…I gotta disagree with this Hobbit: Desolation of Smaug review.

Specifically, this part:

If you are someone who has never read the book, or has read it but doesn’t really care at all about the movie following it, you may find this to be a fast paced, high tech outing in the sword and sorcery genre which you really enjoy. If you are anything approaching a Tolkien purist, you’ll probably leave the theater grumbling and cursing.

I AM a Tolkien purist, and I enjoyed the heck out of the movie. Unless Jazz Shaw means something else by ‘purist’ than I do, which is entirely possible. I cut my teeth on Middle Earth Role Playing, after all.  I have been comfortable with the idea of people expanding on the canon for… my goodness, it’s “decades” by now, isn’t it?

Moe Lane

PS: Dag, but some of the Iron Crown Enterprises stuff seems to be going for a decent hunk of change.

11 thoughts on “…I gotta disagree with this Hobbit: Desolation of Smaug review.”

  1. I’m a proud purist, Tolkien nerd who keeps an encyclopedia of Tolkien’s mythology in my house ( somewhere, I have to find it again, but I’ve practically memorized anyway)
    I too found the movie enjoyable ( the forced romance was a bit much, but that Dang Dragon Killed IT!!!!!)
    Sorry, Peter Jackson could’ve mooned the whole theater at the end and it still would’ve been a good movie because of that Dragon.

  2. Meh. It’s Jazz Shaw. He’s nearly a charter member of the “Why Are These People Famous?” Club.
    .
    Just saw it today. Getting upset over the differences is like getting upset over the liberties taken by EVERY production of “Hamlet”.
    .
    I will grouse about one thing — the Suspension of Disbelief Whiplash caused by the Dire Need to Be Multiethnic. Suddenly there were Haradrim women in Laketown…If they were fans making cameos, well, good for them. But bad movie-making.
    .
    (It’s like ninjas in the Three Musketeers. And I fully expect the upcoming “Pompei” movie to have an Iron-Eyes Cody look-alike explain in Cherokee how the Roman civil works angered Mother Earth.)

    1. PJ got sick and tired of being called a racist from the last trilogy, so he made it blatantly obvious he cast black people.
      To be fair Esgaroth ( unlike Rohan or Minas Tirith or any of the Elven realms) is a trading center so Black people making their way there isn’t exactly unheard of.

      1. True. They could have come from Harad (or south) up the Anduin through Gondor. I hear the Osgiliath Holiday Inn is kind of a wreck, through.

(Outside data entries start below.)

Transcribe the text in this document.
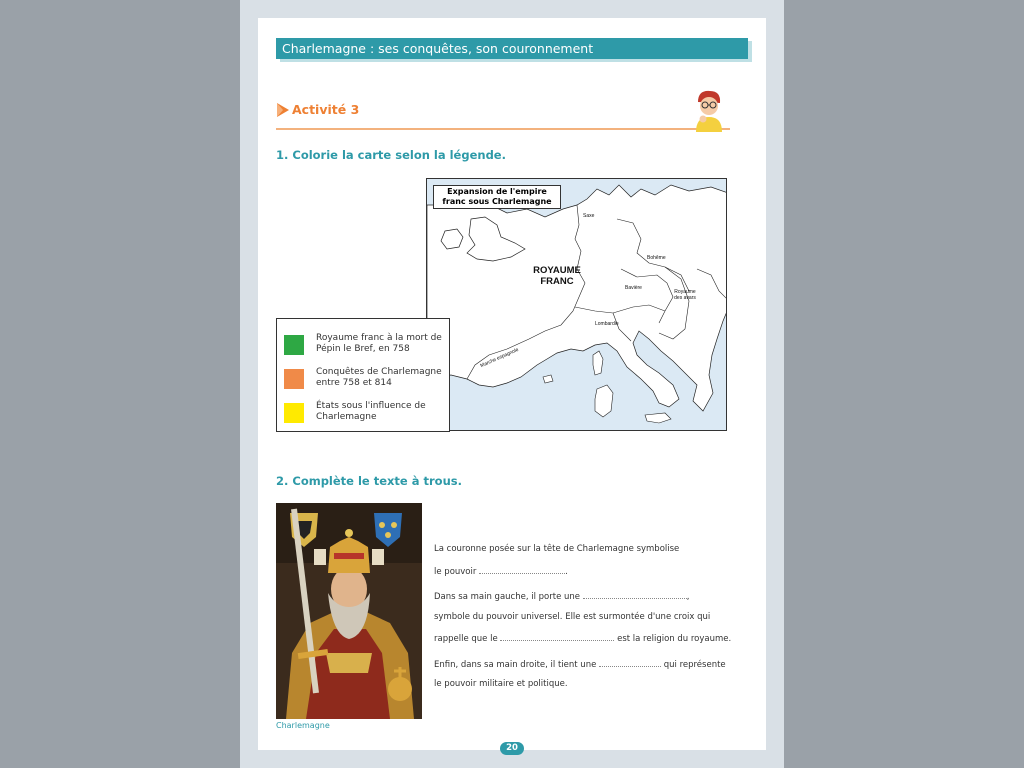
Charlemagne : ses conquêtes, son couronnement
Activité 3
1. Colorie la carte selon la légende.
Expansion de l'empire franc sous Charlemagne
ROYAUME FRANC
Saxe
Bohême
Bavière
Royaume des avars
Lombardie
Marche espagnole
Royaume franc à la mort de Pépin le Bref, en 758
Conquêtes de Charlemagne entre 758 et 814
États sous l'influence de Charlemagne
2. Complète le texte à trous.
Charlemagne
La couronne posée sur la tête de Charlemagne symbolise
le pouvoir	.
Dans sa main gauche, il porte une	,
symbole du pouvoir universel. Elle est surmontée d'une croix qui
rappelle que le	est la religion du royaume.
Enfin, dans sa main droite, il tient une	qui représente
le pouvoir militaire et politique.
20
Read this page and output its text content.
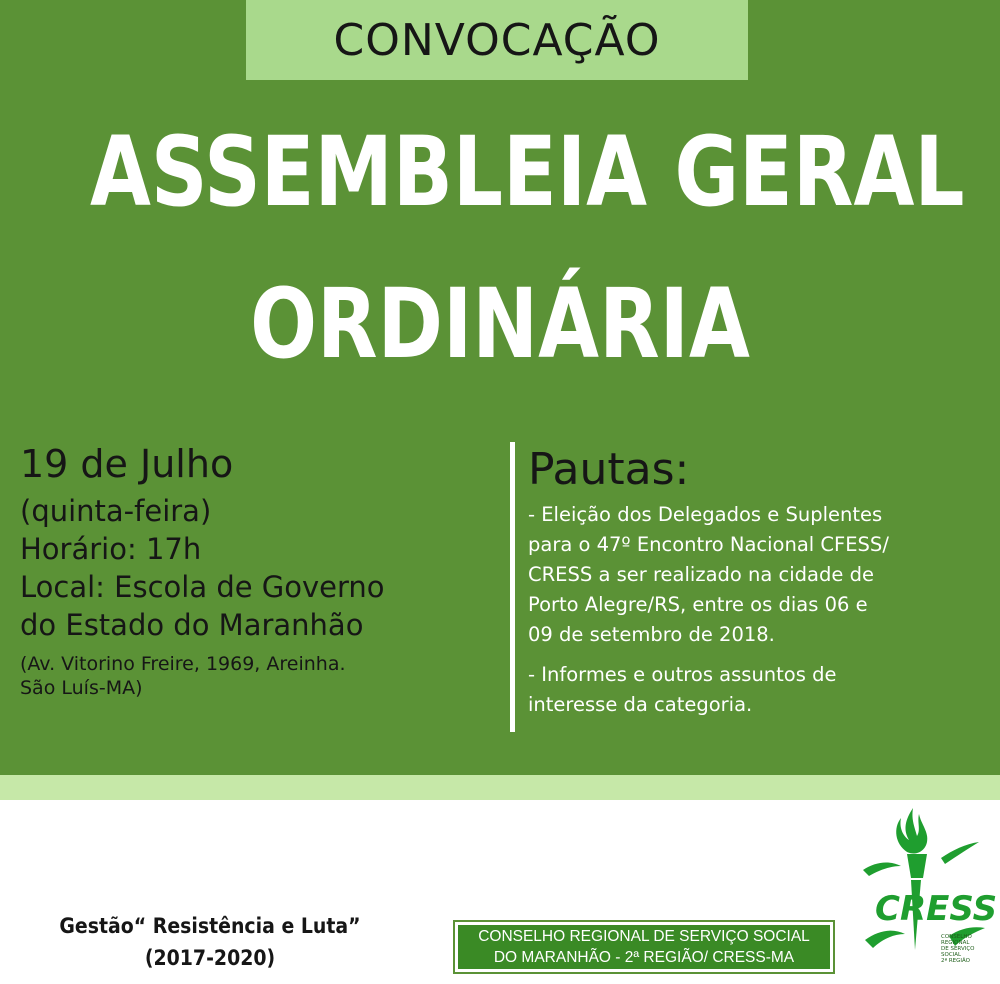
CONVOCAÇÃO
ASSEMBLEIA GERAL
ORDINÁRIA
19 de Julho
(quinta-feira)
Horário: 17h
Local: Escola de Governo
do Estado do Maranhão
(Av. Vitorino Freire, 1969, Areinha.
São Luís-MA)
Pautas:
- Eleição dos Delegados e Suplentes
para o 47º Encontro Nacional CFESS/
CRESS a ser realizado na cidade de
Porto Alegre/RS, entre os dias 06 e
09 de setembro de 2018.
- Informes e outros assuntos de
interesse da categoria.
Gestão“ Resistência e Luta”
(2017-2020)
CONSELHO REGIONAL DE SERVIÇO SOCIAL
DO MARANHÃO - 2ª REGIÃO/ CRESS-MA
CRESS
CONSELHO
REGIONAL
DE SERVIÇO
SOCIAL
2ª REGIÃO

  3. I haven’t seen the movie yet, I have dire suspicions about this Tauriel character. Still, I’m looking forward to seeing it. As for part 1, there were a couple of raised-eyebrow moments for me (surprisingly, not the bunny-sleigh), but I greatly enjoyed it, as I did LotR. I consider myself a Tolkien Geek(tm), but Jackson gets a lot of slack from me.

    RE: MERP material, I didn’t like the Rolemaster-lite rules all that much, but I loved their supplement and adventure material, especially the earlier stuff. And, yeah, it commands outrageous prices on eBay.

      1. Yeah, a bit. I can understand Jackson changing the Dwarf-Orc war to give Thorin a relentless enemy, but why not make it Azog’s son, Bolg? Does less violence to the canon and creates a nice feud — “Your father killed my grandfather!” Minor point, though.

  4. I took a course in college on Lewis & Tolkien. (Getting to buy Lord of the Rings as a college textbook: major win.) I wrote a paper on the differences in the Riddle Game in The Hobbit between the original edition and the Revised Edition.

    My online name is one of the major characters in The Silmarillion.

    And I don’t have any problems with what Peter Jackson has done with The Hobbit, parts 1 or 2.

    1. *fistpump*
      By the way what kind of General Studies requirement would a Tolkien course fulfill? I’m thinking of taking it if I can.

  5. Let me state, clearly and unequivocally, that I HATED what Jackson did with the LotR movies, and absolutely refuse to see how he desecrated The Hobbit. He’s done enough damage to my childhood memories, thankyouverymuch.
    .
    The Hobbit is the story of Bilbo. NOT the “kewl” things that might possibly have happened somewhere nearby.
    My fearless prediction is that the third episode is filled with eyecandy from the Battle of Five Armies, despite it being largely unimportant to the story of Bilbo. (If I hear they include dwarf tossing, shield surfing, and elephant climbing into a single scene, I might just have to vomit. Maybe the dwarves fashion a catapult to hurl Erebor itself at the goblin army.)